While Highway 12 remains closed through Pea Island National Wildlife Refuge on Hatteras because of  damage caused by Hurricane Irene last month, the North Carolina Department of Transportation continues to make progress to fix the breaches and areas of overwash on the road to improve and reopen the highway.
Since efforts began to fill breached areas on Monday, Sept. 5, crews have moved 1,500 truckloads of sand from Avon to Rodanthe and Pea Island.
Over the weekend on Rodanthe, crews removed broken asphalt from road washouts and backfilled them with sand.

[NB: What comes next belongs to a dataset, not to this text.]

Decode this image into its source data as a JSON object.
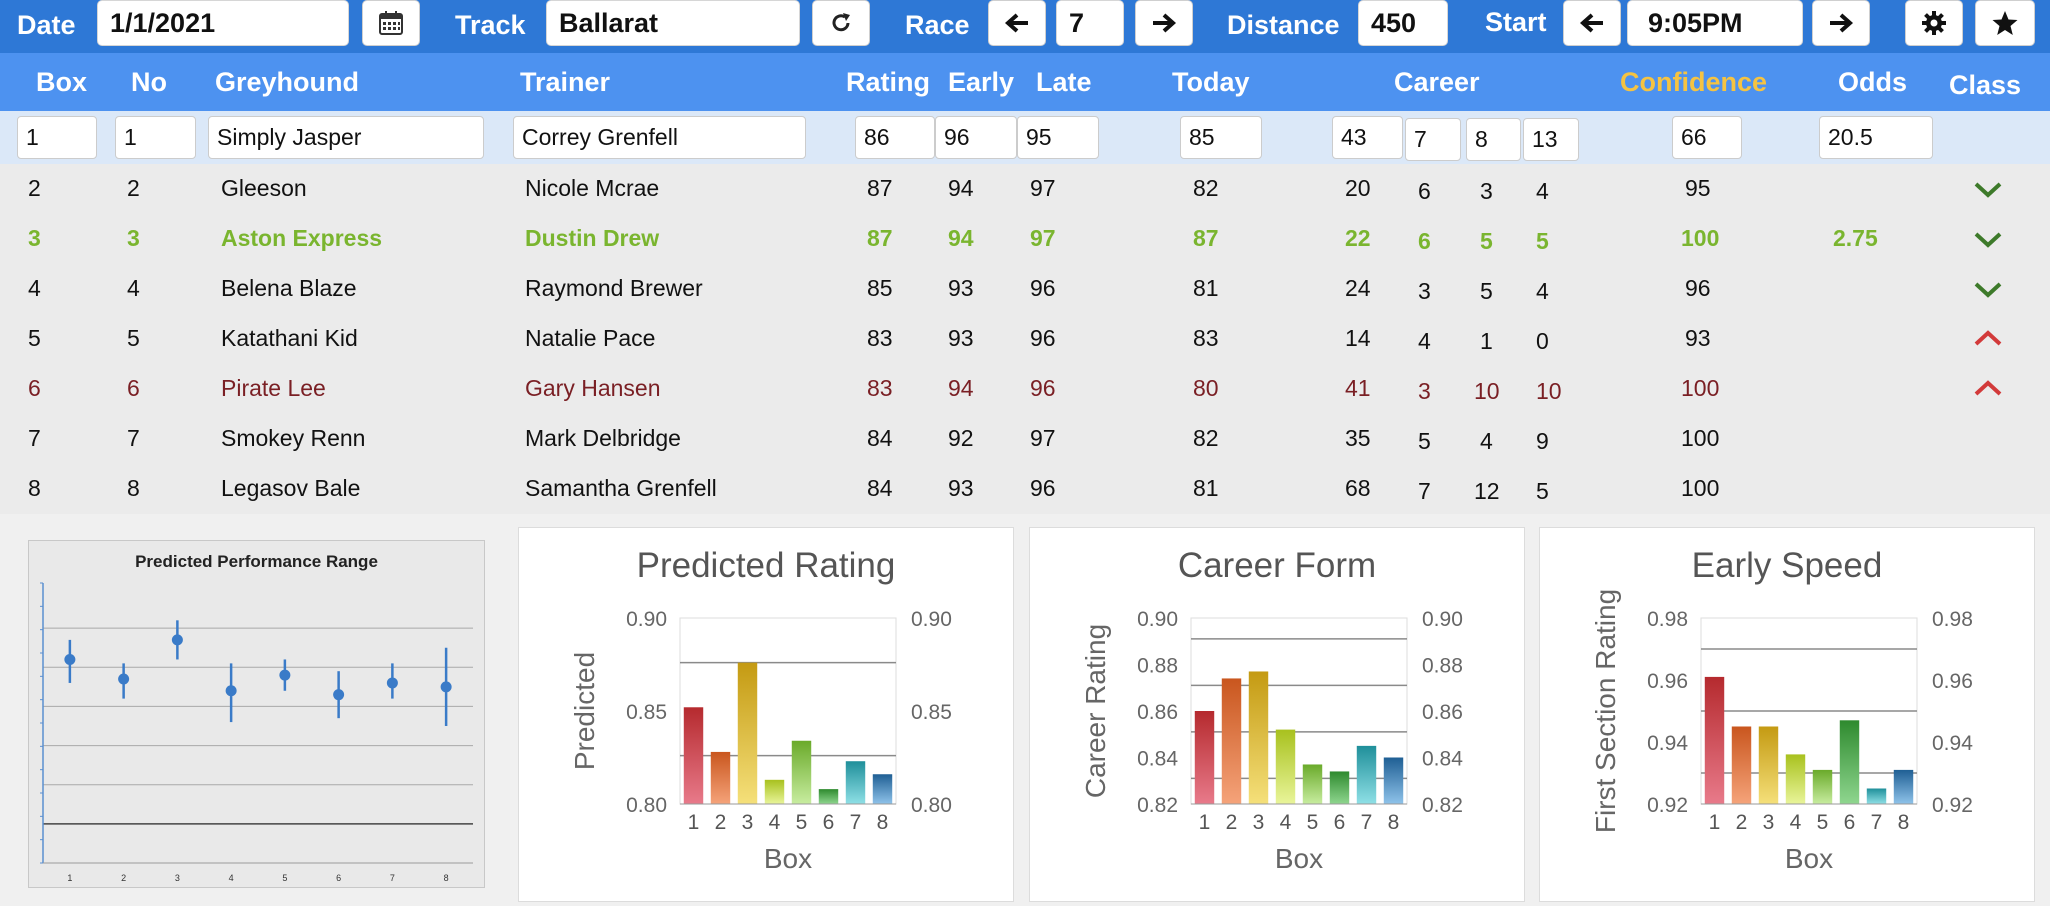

Sand stockpiles were established at the south end of the Pea Island breach, called New New Inlet by many.

Crews continued grading and stockpiling sand at the sand pit site in Avon, while also performing clean up and maintenance on equipment that was damaged due to the saltwater from the waves from Hurricane Katia, which passed offshore last week.
At the temporary bridge location on Pea Island, crews continued installing sheet pile at the north end. The sheet pile is used to protect the end of the bridge and the roadway as it connects to the bridge.

The pile template for the interior piles was completed, installed and inspected. Five truckloads of the temporary bridge were delivered, along with two loads of H-shaped piling (support pilings for the end of the bridge), two pile-driving hammers, small work barges, and a tug boat. 

Crews continue to pre-assemble and sort temporary bridge components. Surveying for the bridge and grading for the roadway as it approaches the bridge continue.
Temporary Bridge Facts:

• Piling: 11 piles driven out of 82 total piles.
• Sheet Piling Bulkhead: 178 linear feet out of 1,096 total linear feet.
NCDOT estimates that the roadway could be fully reopened sometime in early October depending on weather conditions between now and then.